These are projects related to the Web, XML and more generally
semistructured data
The application areas for this work include e-business and e-learning.
My background is in databases, so I address the topics from a database perspective.
- Security of data on the Web. In the database world, it is possible to
define who can access each piece of data.
This project investigates whether it is possible and/or practical to apply
database security techniques to data on the web.
- The following 3 projects fit together so can be done together or individually.
- describe a graphical representation for DTD
- describe a graphical representation for XML-Schema
- describe a graphical representation for RELAX NG
How are these projects related?
If we have related graphical representations for all three XML validation
languages, it will allow us to compare the languages from an expressiveness
perspective. This is interesting because it would help users distinguish
between the languages and decide what their needs are.
Why is it useful to have graphical representations of the validation languages? If we consider the validation languages as schema definition languages and
wanted to integrate schemas, then it would allow us to view the schemas
graphically. It is easier for humans to compare graphical representations than
textual representations. If the same graphics were used in each description
then documents with different schemas could be integrated.
- optimize X-Query queries when applied to a nested relational database.
I am involved in a project with the National University of Singapore in which
we have defined a data model for semistructured data, called ORA-SS
(object relational model for semistructured data).
We have defined a mapping from XML via ORA-SS to object relational databases.
The challenge now if to map queries that are expressed in X-Query to queries
against the nested relational database, and further more to optimize the
queries against the database. We are likely to use Oracle.
- define an extended version of XML, or perhaps more than one extended
versions of XML. XML is a very simple language that is used for many purposes.
Currently it doesn't serve many of the purposes very well.
Perhaps extending it would make it more useful.
Perhaps extending it in some way will make it more useful for one purpose but
not another.
Identify the purposes that XML is used for (like data integration), and for
each purpose consider whether extending XML would make it better for that
purpose.
Once this is done, decide whether there are possible extensions that apply
across all purposes, in which case it would be useful to extend XML in those
directions. If the extensions are different for the different purposes, then
it may be useful to have different versions of XML for different purposes.
I suspect that much of the data that is missing is meta data, or data that
describes the semantics of the XML data. It may make more sense to store this
data using a different language for each purpose. What are different
possibilities and what are the advantages and disadvantages of each approach?
- do a case study where you translate data from a real world relational
database to XML. You will need to develop the mapping, or perhaps a set of
mappings from a relational database to XML, then apply them. Discuss which
mapping is most appropriate in different situations, and design an algorithm
or build a tool to do the mappings.
- build a data management tool for semistructured data.
Such a tool would have a diagram editor to depict ORA-SS diagrams, and a way
to map the data in the ORA-SS diagrams to XML and object relational databases
(like Oracle).
- build a document management system for the department course pages,
providing search facilities to students and others wanting to view the pages,
and update facilities to staff needing to update the pages.
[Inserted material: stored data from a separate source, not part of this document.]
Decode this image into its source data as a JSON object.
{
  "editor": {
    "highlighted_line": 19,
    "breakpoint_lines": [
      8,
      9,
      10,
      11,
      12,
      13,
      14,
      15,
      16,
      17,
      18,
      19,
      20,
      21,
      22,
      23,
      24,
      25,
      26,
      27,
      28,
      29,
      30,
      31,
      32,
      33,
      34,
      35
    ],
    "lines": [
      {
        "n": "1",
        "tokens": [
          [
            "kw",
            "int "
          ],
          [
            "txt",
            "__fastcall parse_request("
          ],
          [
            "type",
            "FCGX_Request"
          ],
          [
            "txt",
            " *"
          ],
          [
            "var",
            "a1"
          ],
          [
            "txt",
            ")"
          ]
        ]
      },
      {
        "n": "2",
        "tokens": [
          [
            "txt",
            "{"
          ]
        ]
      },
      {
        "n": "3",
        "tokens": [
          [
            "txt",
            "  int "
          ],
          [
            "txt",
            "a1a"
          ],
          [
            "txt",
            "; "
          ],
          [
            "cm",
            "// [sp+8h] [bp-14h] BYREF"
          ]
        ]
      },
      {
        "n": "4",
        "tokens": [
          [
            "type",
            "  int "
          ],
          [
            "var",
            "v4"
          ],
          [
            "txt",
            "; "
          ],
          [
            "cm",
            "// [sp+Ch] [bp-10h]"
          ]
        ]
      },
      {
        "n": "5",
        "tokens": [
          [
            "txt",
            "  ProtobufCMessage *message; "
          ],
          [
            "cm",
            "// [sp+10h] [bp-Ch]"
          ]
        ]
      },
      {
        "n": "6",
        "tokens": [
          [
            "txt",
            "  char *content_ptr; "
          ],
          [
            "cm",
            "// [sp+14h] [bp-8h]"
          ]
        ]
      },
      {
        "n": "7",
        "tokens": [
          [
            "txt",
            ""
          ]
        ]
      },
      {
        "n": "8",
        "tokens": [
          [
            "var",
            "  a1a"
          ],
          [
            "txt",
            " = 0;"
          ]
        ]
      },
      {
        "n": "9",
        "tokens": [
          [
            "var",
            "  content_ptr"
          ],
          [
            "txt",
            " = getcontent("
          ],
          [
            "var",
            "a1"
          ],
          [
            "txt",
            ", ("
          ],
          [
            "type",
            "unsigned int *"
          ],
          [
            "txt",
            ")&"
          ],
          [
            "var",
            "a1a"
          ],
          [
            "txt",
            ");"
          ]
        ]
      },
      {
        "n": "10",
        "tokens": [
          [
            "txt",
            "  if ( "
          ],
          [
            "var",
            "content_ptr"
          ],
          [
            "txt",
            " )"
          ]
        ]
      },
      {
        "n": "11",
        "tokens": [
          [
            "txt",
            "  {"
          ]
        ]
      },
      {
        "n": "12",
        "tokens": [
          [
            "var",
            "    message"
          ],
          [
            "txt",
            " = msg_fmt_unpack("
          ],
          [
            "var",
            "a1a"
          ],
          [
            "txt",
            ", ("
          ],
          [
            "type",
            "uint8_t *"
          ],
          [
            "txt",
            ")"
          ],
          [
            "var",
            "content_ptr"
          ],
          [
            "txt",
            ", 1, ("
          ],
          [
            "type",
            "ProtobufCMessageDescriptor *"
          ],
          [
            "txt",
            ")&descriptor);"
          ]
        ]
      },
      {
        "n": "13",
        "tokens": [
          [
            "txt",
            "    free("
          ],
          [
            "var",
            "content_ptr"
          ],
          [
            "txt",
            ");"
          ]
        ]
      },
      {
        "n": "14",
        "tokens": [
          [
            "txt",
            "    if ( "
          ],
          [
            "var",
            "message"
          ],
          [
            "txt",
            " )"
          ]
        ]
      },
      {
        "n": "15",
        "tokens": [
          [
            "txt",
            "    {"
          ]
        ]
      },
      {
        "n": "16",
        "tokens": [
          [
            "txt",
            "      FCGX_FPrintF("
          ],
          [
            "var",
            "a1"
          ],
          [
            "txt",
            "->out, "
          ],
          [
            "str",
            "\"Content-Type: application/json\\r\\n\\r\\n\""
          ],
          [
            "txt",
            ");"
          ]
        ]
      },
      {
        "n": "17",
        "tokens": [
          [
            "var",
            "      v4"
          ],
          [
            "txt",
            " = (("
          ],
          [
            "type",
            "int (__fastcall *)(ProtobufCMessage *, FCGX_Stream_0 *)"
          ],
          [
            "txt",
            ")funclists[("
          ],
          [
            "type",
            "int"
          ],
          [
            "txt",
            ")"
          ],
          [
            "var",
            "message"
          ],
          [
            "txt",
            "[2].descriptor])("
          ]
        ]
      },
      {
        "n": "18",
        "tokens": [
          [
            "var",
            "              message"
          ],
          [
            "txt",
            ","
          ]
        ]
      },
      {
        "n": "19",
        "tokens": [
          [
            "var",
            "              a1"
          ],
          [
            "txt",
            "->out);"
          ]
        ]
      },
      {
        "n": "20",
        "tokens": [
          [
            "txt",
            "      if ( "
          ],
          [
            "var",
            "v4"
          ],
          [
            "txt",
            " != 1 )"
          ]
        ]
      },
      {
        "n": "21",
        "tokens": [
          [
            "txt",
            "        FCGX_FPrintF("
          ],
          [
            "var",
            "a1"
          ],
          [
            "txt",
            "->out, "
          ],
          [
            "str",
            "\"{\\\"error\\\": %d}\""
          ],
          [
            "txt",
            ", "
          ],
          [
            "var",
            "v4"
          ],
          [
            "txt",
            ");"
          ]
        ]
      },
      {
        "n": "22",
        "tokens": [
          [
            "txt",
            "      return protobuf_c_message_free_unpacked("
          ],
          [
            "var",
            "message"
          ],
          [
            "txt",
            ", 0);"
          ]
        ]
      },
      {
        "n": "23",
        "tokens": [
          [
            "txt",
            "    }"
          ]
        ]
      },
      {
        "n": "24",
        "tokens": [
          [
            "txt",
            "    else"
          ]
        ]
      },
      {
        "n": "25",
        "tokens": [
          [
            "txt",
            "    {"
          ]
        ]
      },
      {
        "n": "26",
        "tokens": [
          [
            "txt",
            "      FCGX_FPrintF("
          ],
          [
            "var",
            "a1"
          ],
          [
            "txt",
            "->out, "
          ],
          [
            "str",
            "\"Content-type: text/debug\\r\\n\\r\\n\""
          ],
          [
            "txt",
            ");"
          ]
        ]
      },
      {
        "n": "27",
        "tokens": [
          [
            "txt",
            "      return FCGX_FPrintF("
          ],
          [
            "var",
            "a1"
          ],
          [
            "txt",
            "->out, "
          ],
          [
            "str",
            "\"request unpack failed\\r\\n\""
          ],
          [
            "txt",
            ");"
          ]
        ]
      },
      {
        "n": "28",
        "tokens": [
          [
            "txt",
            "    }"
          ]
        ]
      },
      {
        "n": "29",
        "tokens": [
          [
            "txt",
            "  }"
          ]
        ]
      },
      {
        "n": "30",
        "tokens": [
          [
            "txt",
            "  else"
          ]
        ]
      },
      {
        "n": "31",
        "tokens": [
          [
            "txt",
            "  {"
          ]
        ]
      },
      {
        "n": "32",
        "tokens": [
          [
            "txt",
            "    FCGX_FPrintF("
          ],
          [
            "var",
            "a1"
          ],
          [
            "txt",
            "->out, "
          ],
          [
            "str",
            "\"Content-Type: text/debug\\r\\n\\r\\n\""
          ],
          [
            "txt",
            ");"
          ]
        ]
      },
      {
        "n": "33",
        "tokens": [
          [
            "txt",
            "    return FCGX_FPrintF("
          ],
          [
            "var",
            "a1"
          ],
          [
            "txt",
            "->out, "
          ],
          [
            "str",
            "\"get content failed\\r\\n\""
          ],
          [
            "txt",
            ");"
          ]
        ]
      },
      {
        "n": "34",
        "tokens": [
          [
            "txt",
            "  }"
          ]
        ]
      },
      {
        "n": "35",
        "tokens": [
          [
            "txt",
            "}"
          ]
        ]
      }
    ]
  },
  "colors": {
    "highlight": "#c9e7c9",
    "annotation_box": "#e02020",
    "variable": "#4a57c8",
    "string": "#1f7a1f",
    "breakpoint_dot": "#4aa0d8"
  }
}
- People need to integrate or merge information, e.g., when companies
merge, integrating engineering specifications, gathering information from
disparate web sites and displaying it on a common web site.
Usually the documents were not designed to be integrated so the same concepts
in different documents may have different names and/or different structure.
XML (eXtended Markup Language) and its associated schema definition languages
provide an excellent syntax for formatting the data but do not provide enough
information to make judgements on where the documents match, or what a
sensible common view of the data is.
The aim of this project is to build a system that provides a visual
representation of the documents or data to be integrated, does some automatic
matching where possible, allows the user to define other matches, and checks
whether the resulting common view is valid. The final output of the system
would be a common view of the documents. The system will be based on Java
and a semistructured data model called ORA-SS (Object-Relationship-Attribute
data model for semistructured data).
- Mining association rules in semistructured data.
There has been a lot of work on data mining done in the relational database
area. Some of this work has in turn been extended to the object relational
database area, e.g. some authors have shown how SQL3 can be used to mine
association rules. In this project, I would like to investigate if
XQuery is expressive enough to define the queries necessary when mining
association rules from semistructured data. If it isn't expressive enough,
what features must be added, and what features would it be nice to have?